Wednesday, May 8, 2013

"American Dream Machine"

Matthew Specktor is the author of the novels American Dream Machine and That Summertime Sound, as well as a nonfiction book about the motion picture The Sting. His writing has appeared or is forthcoming in The Paris Review, The Believer, Tin House, Black Clock, and Salon.com, among other publications. He is a senior editor and founding member of the Los Angeles Review of Books.

Specktor applied the Page 69 Test to American Dream Machine and reported the following:
Page 69 of American Dream Machine catches its characters in mid-argument. Beau Rosenwald, the novel's protagonist, is going up against his boss, a natty, closeted master of Old Hollywood named Sam Smiligan. It's 1968, and everything is coming apart at the seams. The argument is about whether Beau's client, the director Stanley Donen, should do a movie called Staircase (which Donen actually did direct in real life) or a hipper, shaggier film called Mellow Yellow, a sort of deadpan comedy in the vein of Blake Edwards' The Party. Beau, who represents the new Hollywood, is advocating for the latter.
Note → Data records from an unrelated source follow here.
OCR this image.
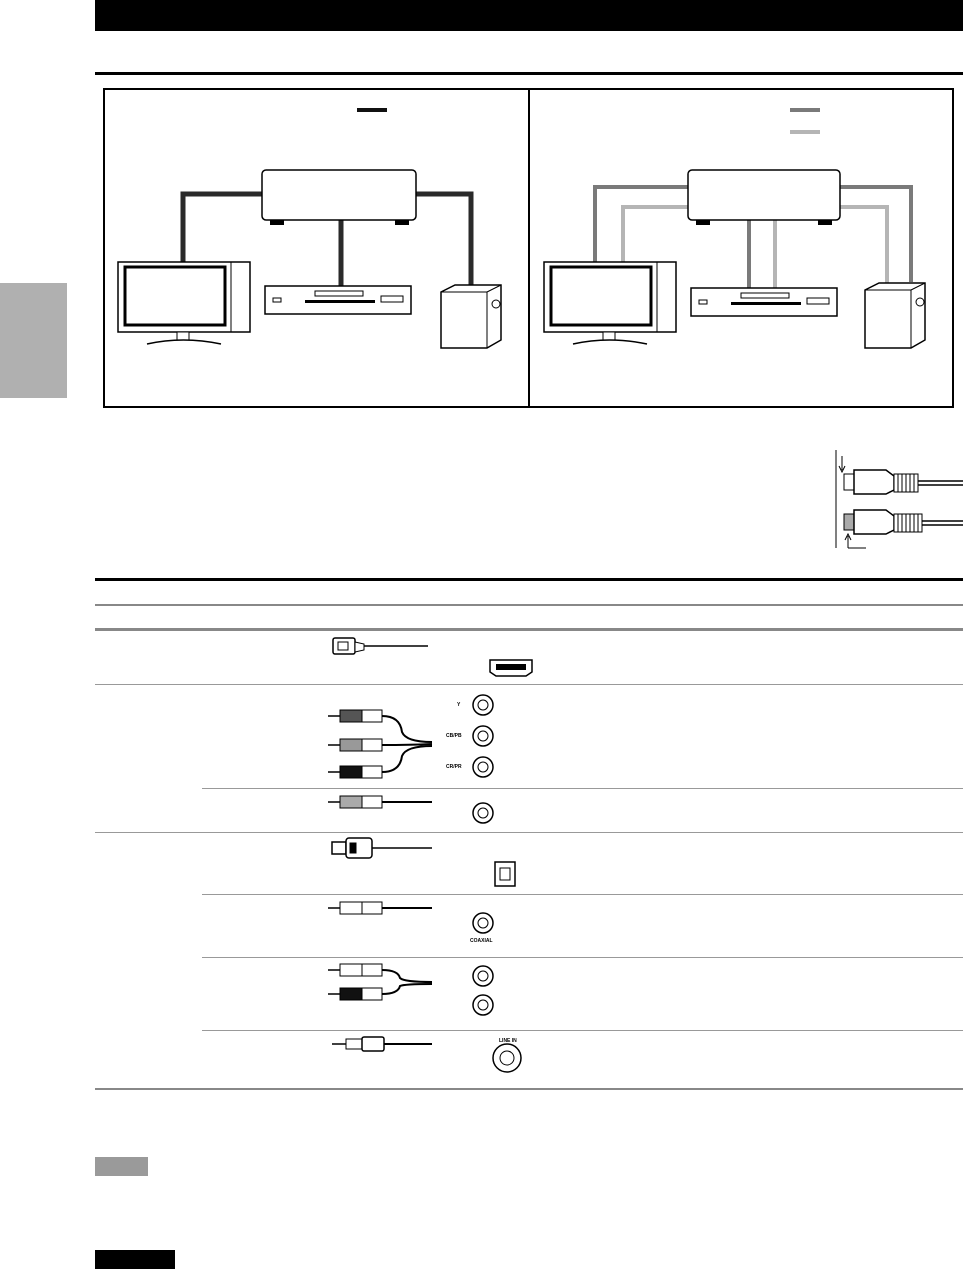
Y
CB/PB
CR/PR
COAXIAL
LINE IN
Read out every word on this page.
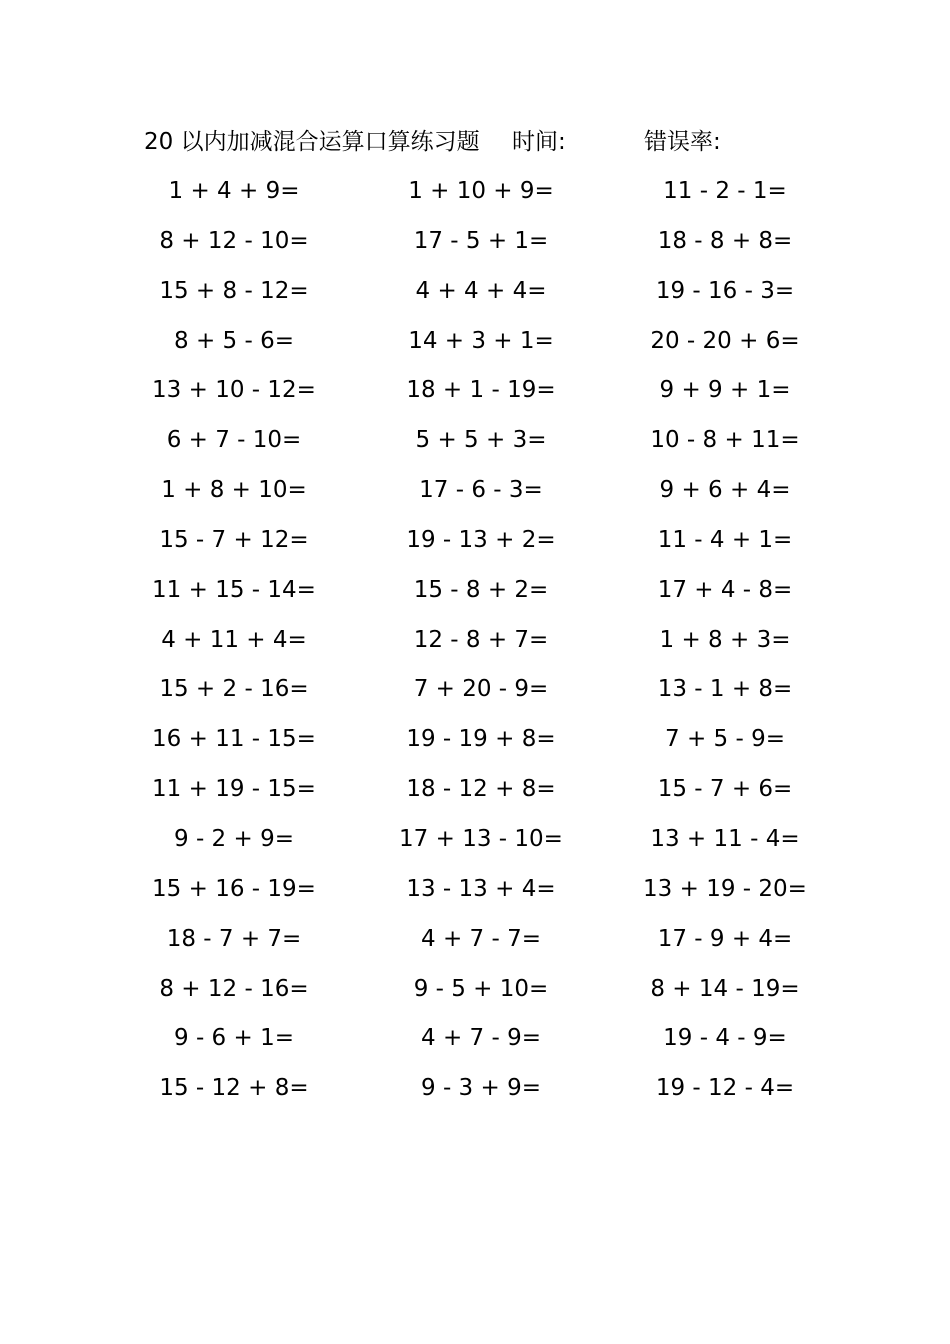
20 以内加减混合运算口算练习题 时间:	错误率:
1 + 4 + 9=	1 + 10 + 9=	11 - 2 - 1=
8 + 12 - 10=	17 - 5 + 1=	18 - 8 + 8=
15 + 8 - 12=	4 + 4 + 4=	19 - 16 - 3=
8 + 5 - 6=	14 + 3 + 1=	20 - 20 + 6=
13 + 10 - 12=	18 + 1 - 19=	9 + 9 + 1=
6 + 7 - 10=	5 + 5 + 3=	10 - 8 + 11=
1 + 8 + 10=	17 - 6 - 3=	9 + 6 + 4=
15 - 7 + 12=	19 - 13 + 2=	11 - 4 + 1=
11 + 15 - 14=	15 - 8 + 2=	17 + 4 - 8=
4 + 11 + 4=	12 - 8 + 7=	1 + 8 + 3=
15 + 2 - 16=	7 + 20 - 9=	13 - 1 + 8=
16 + 11 - 15=	19 - 19 + 8=	7 + 5 - 9=
11 + 19 - 15=	18 - 12 + 8=	15 - 7 + 6=
9 - 2 + 9=	17 + 13 - 10=	13 + 11 - 4=
15 + 16 - 19=	13 - 13 + 4=	13 + 19 - 20=
18 - 7 + 7=	4 + 7 - 7=	17 - 9 + 4=
8 + 12 - 16=	9 - 5 + 10=	8 + 14 - 19=
9 - 6 + 1=	4 + 7 - 9=	19 - 4 - 9=
15 - 12 + 8=	9 - 3 + 9=	19 - 12 - 4=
He will lose this argument, and within a page or three will lose any number of other things: temper, dignity, perhaps a button or two on his fly. He's about to let it all hang out.

"Why don't you get a job for those circus geeks you represent," Sam sneers at Beau, speaking of the sorts of actors, the Harry Dean Stanton types, represented by the younger agent, naturally unintelligible to one more inclined to Cary Grant and Rock Hudson.
Because they don't need me, Beau wanted to say. Because that's the way the business is turning. It's men like Stanley, your clients, who are in danger of extinction.
American Dream Machine is filled with such collisions. The book is a series of such clashes, really, a sequence of battles in which the irresistible force of one person's imagination comes up against the immovable object of another's. It how films are made, companies are built, and really, if you look at the tectonic plates of our country's political life--to say nothing of our own, personal, private ones--it's easy to see a scene like this as representative of all kinds of things. Besides which, there is the question of extinction, of obsolescence, which Beau himself will come up against later in the novel. We all do. Any shapely novel, I think, contains itself in microcosm over and over again. This one does, at least.